Revisiting Heroes

I have written several times about what it makes to be a hero. It is more than wearing camouflage and holding a flag at sporting events — though we are told that our armed forces are all heroes. In a sense they are (or at least some of them are)– in the sense that they are doing something they may or may not like to do in order to foster the greater good.

And we are now being told that doctors and nurses, indeed the entire “health care” family, are all heroes. And they are, though I am not sure we need to be reminded of it every few minutes on the boob tube. But those people put their own lives at risk to help people they have never even met, patients with a disease that can easily be spread to the care-givers and their families. These people deserve the title “Hero.” And it demeans their vital role in these times to make light of the risks they take, to dismiss the whole thing as a political ploy or insist that the danger is over-blown.
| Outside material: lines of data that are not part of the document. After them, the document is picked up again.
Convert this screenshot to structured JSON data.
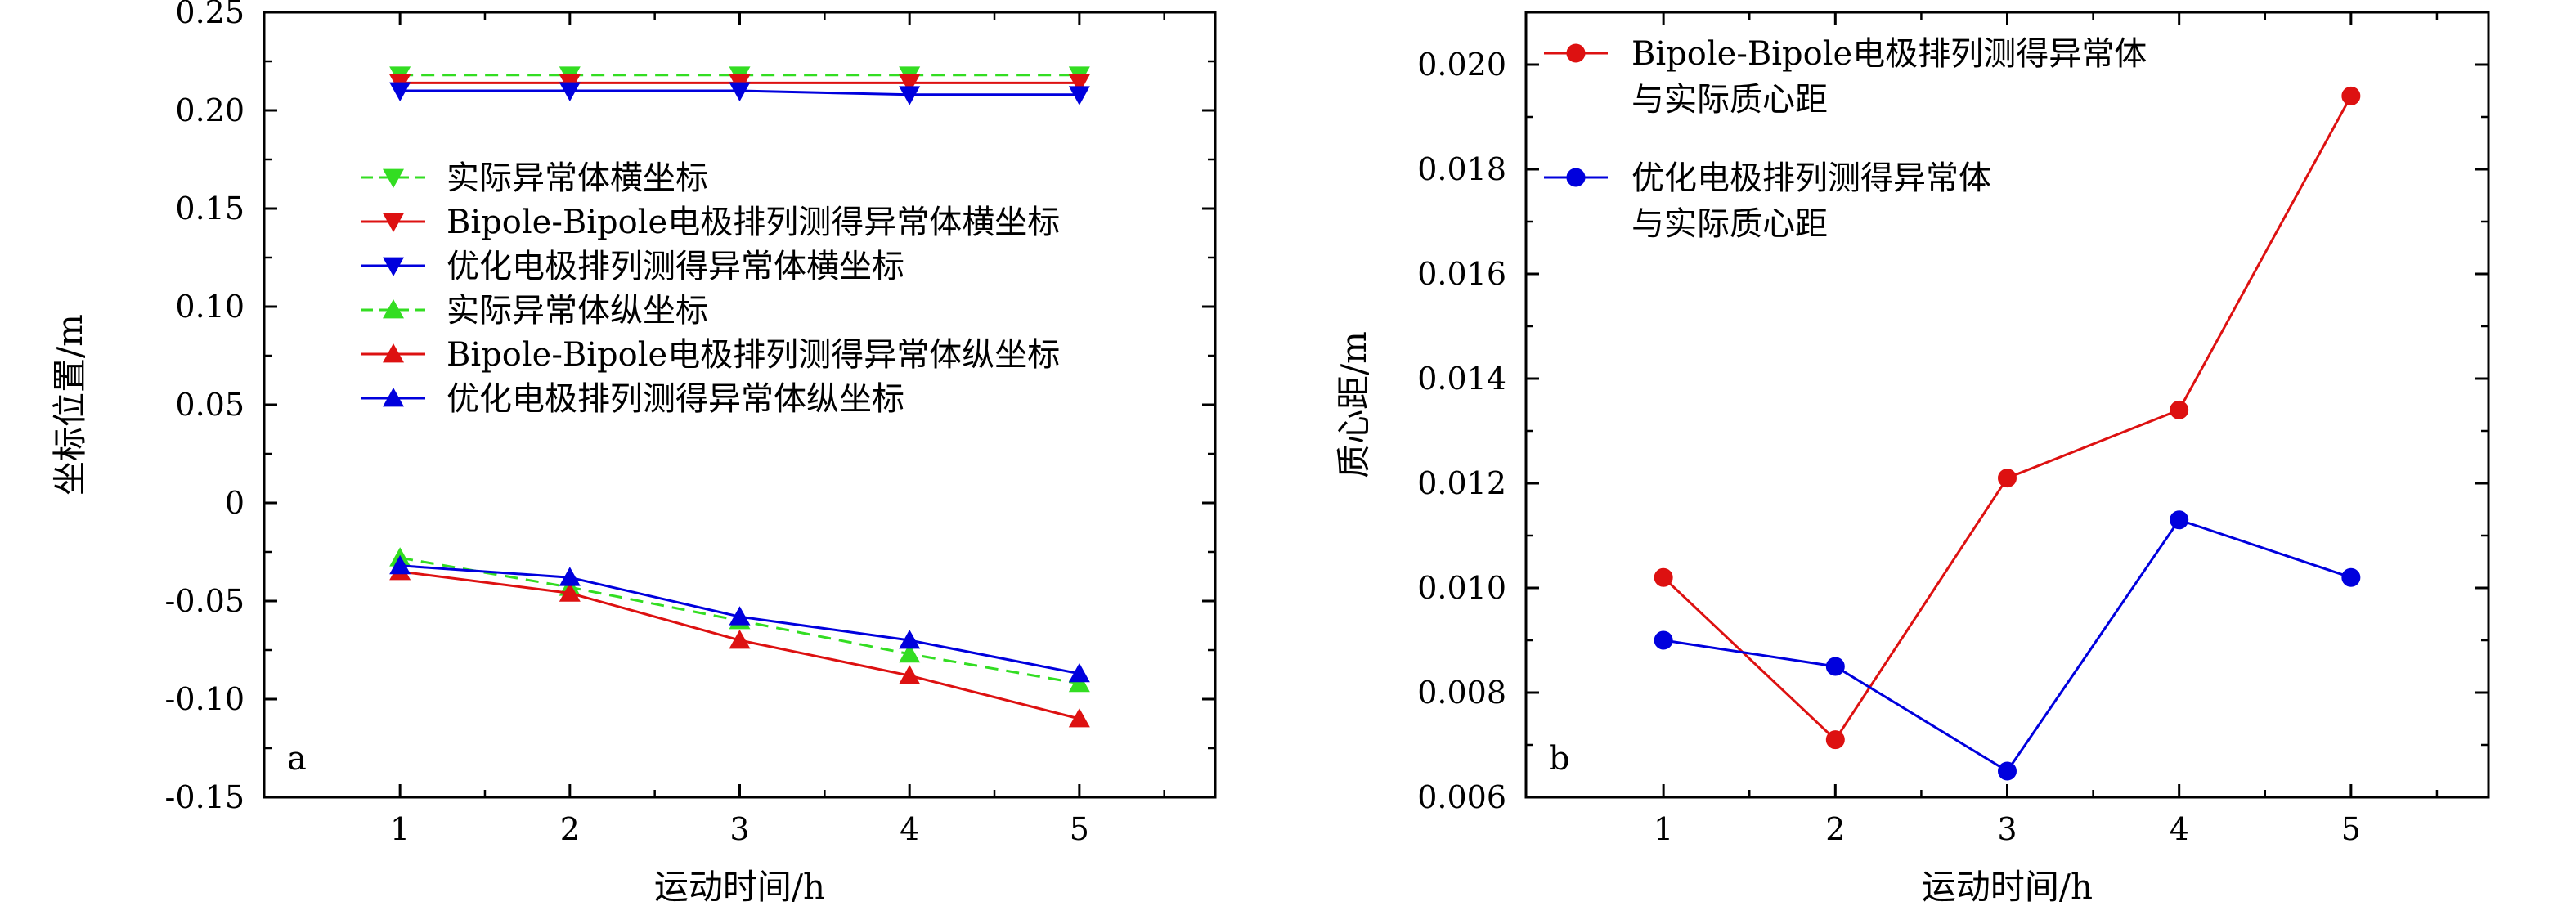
{
  "chart_data": [
    {
      "type": "line",
      "panel_label": "a",
      "xlabel": "运动时间/h",
      "ylabel": "坐标位置/m",
      "xlim": [
        0.2,
        5.8
      ],
      "ylim": [
        -0.15,
        0.25
      ],
      "xticks": [
        "1",
        "2",
        "3",
        "4",
        "5"
      ],
      "yticks": [
        "0.25",
        "0.20",
        "0.15",
        "0.10",
        "0.05",
        "0",
        "-0.05",
        "-0.10",
        "-0.15"
      ],
      "legend_position": "left",
      "x": [
        1,
        2,
        3,
        4,
        5
      ],
      "series": [
        {
          "name": "实际异常体横坐标",
          "color": "#33dd22",
          "dash": true,
          "marker": "triangle-down",
          "values": [
            0.218,
            0.218,
            0.218,
            0.218,
            0.218
          ]
        },
        {
          "name": "Bipole-Bipole电极排列测得异常体横坐标",
          "color": "#dd1111",
          "dash": false,
          "marker": "triangle-down",
          "values": [
            0.214,
            0.214,
            0.214,
            0.214,
            0.214
          ]
        },
        {
          "name": "优化电极排列测得异常体横坐标",
          "color": "#0000dd",
          "dash": false,
          "marker": "triangle-down",
          "values": [
            0.21,
            0.21,
            0.21,
            0.208,
            0.208
          ]
        },
        {
          "name": "实际异常体纵坐标",
          "color": "#33dd22",
          "dash": true,
          "marker": "triangle-up",
          "values": [
            -0.028,
            -0.043,
            -0.06,
            -0.077,
            -0.092
          ]
        },
        {
          "name": "Bipole-Bipole电极排列测得异常体纵坐标",
          "color": "#dd1111",
          "dash": false,
          "marker": "triangle-up",
          "values": [
            -0.035,
            -0.046,
            -0.07,
            -0.088,
            -0.11
          ]
        },
        {
          "name": "优化电极排列测得异常体纵坐标",
          "color": "#0000dd",
          "dash": false,
          "marker": "triangle-up",
          "values": [
            -0.032,
            -0.038,
            -0.058,
            -0.07,
            -0.087
          ]
        }
      ]
    },
    {
      "type": "line",
      "panel_label": "b",
      "xlabel": "运动时间/h",
      "ylabel": "质心距/m",
      "xlim": [
        0.2,
        5.8
      ],
      "ylim": [
        0.006,
        0.021
      ],
      "xticks": [
        "1",
        "2",
        "3",
        "4",
        "5"
      ],
      "yticks": [
        "0.006",
        "0.008",
        "0.010",
        "0.012",
        "0.014",
        "0.016",
        "0.018",
        "0.020"
      ],
      "legend_position": "top-left",
      "x": [
        1,
        2,
        3,
        4,
        5
      ],
      "series": [
        {
          "name": "Bipole-Bipole电极排列测得异常体",
          "name_line2": "与实际质心距",
          "color": "#dd1111",
          "marker": "circle",
          "values": [
            0.0102,
            0.0071,
            0.0121,
            0.0134,
            0.0194
          ]
        },
        {
          "name": "优化电极排列测得异常体",
          "name_line2": "与实际质心距",
          "color": "#0000dd",
          "marker": "circle",
          "values": [
            0.009,
            0.0085,
            0.0065,
            0.0113,
            0.0102
          ]
        }
      ]
    }
  ]
}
The danger is very real and moreso for some than others — though we are all at risk.

But what about those who work for minimum wages at the stores deemed “essential,” such as grocery stores and the like? Those people come into contact with a great many people every day, people who may or may not be taking care and people who cannot, under the circumstances, keep a “social distance.” It seems to me that these folks deserve the praise that comes with the designation “Hero.”

To be sure we are verbally sloppy and use words loosely — such words as “tragedy” for example — and this applies to the term ‘hero.” Sadly, this demeans those who deserve our thanks and high praise. If everyone is a hero then no one is a hero.

But some are and we need to acknowledge the fact that there are folks out there in our stores trying to make ends meet on meager wages and risking their health in the process. Those who help others and in doing so take a risk are worthy of the accolades attached to the term “hero.” Those who wear camouflage and risk nothing do not.